Para a minha sorte, naquela manhã não teve muito movimento, e conseguimos nos liberar mais cedo para o almoço. Tínhamos combinado de nos encontrar com Laysa.
— Encontrei um apartamento bem bom não muito longe daqui, tem um quarto com cama de casal e a cozinha é conectada à sala. É barato e bem preservado — a loira comentou enquanto caminhávamos em direção ao restaurante.
— Quando pretende se mudar?
Ela deu de ombros.
— Ainda não juntei dinheiro o suficiente, mas o proprietário aceitou parcelar em algumas vezes. Se der tudo certo, estou indo mês que vem.
— Isso é demais! — Contente, dei um leve empurrão em seu ombro. Hannah riu.
— Mas não comenta com a Laysa, quero contar à ela com calma.
Assenti antes de entrarmos no restaurante.
O lugar não era muito grande, e tinha uma decoração relativamente comum, mas a comida servida era maravilhosa.
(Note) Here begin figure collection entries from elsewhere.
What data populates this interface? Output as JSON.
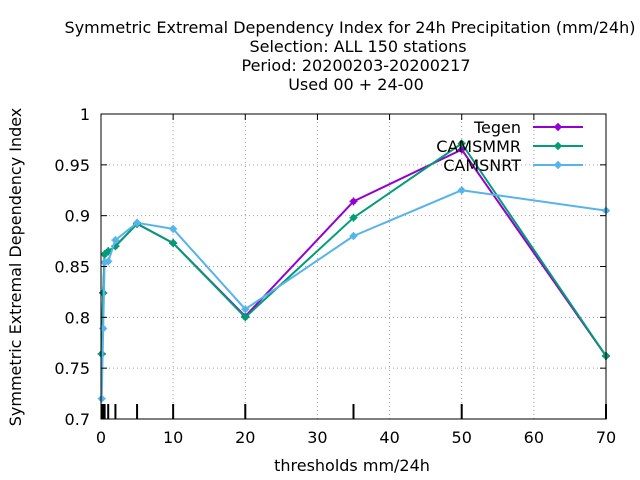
{
  "chart_data": {
    "type": "line",
    "title_lines": [
      "Symmetric Extremal Dependency Index  for 24h Precipitation (mm/24h)",
      "Selection: ALL    150 stations",
      "Period: 20200203-20200217",
      "Used  00 + 24-00"
    ],
    "xlabel": "thresholds mm/24h",
    "ylabel": "Symmetric Extremal Dependency Index",
    "xlim": [
      0,
      70
    ],
    "ylim": [
      0.7,
      1.0
    ],
    "xticks": [
      0,
      10,
      20,
      30,
      40,
      50,
      60,
      70
    ],
    "yticks": [
      0.7,
      0.75,
      0.8,
      0.85,
      0.9,
      0.95,
      1
    ],
    "ytick_labels": [
      "0.7",
      "0.75",
      "0.8",
      "0.85",
      "0.9",
      "0.95",
      "1"
    ],
    "grid": true,
    "legend_position": "top-right",
    "threshold_marks": [
      0.1,
      0.3,
      0.5,
      1,
      2,
      5,
      10,
      20,
      35,
      50,
      70
    ],
    "series": [
      {
        "name": "Tegen",
        "color": "#9400d3",
        "marker": "plus-circle",
        "x": [
          0.1,
          0.3,
          0.5,
          1,
          2,
          5,
          10,
          20,
          35,
          50,
          70
        ],
        "y": [
          0.764,
          0.824,
          0.862,
          0.865,
          0.87,
          0.892,
          0.873,
          0.801,
          0.914,
          0.965,
          0.762
        ]
      },
      {
        "name": "CAMSMMR",
        "color": "#009e73",
        "marker": "plus-circle",
        "x": [
          0.1,
          0.3,
          0.5,
          1,
          2,
          5,
          10,
          20,
          35,
          50,
          70
        ],
        "y": [
          0.764,
          0.824,
          0.862,
          0.865,
          0.87,
          0.892,
          0.873,
          0.8,
          0.898,
          0.971,
          0.762
        ]
      },
      {
        "name": "CAMSNRT",
        "color": "#56b4e9",
        "marker": "plus-circle",
        "x": [
          0.1,
          0.3,
          0.5,
          1,
          2,
          5,
          10,
          20,
          35,
          50,
          70
        ],
        "y": [
          0.72,
          0.789,
          0.854,
          0.855,
          0.876,
          0.893,
          0.887,
          0.808,
          0.88,
          0.925,
          0.905
        ]
      }
    ]
  }
}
Encontrei Laysa já nos esperando numa mesa, e caminhei com Hannah até ela.
— Oi, meninas — a garota falou animada.
Laysa estava loira, e usava lentes de contato verdes. Eu a preferia com o característico cabelo vermelho, mas tinha que admitir, ela estava linda mesmo assim.
Hannah sentou ao lado da melhor amiga e praticamente enfiou o rosto no cardápio, já escolhendo o que comeria naquele dia. Comida era um assunto importante para a anjo caído.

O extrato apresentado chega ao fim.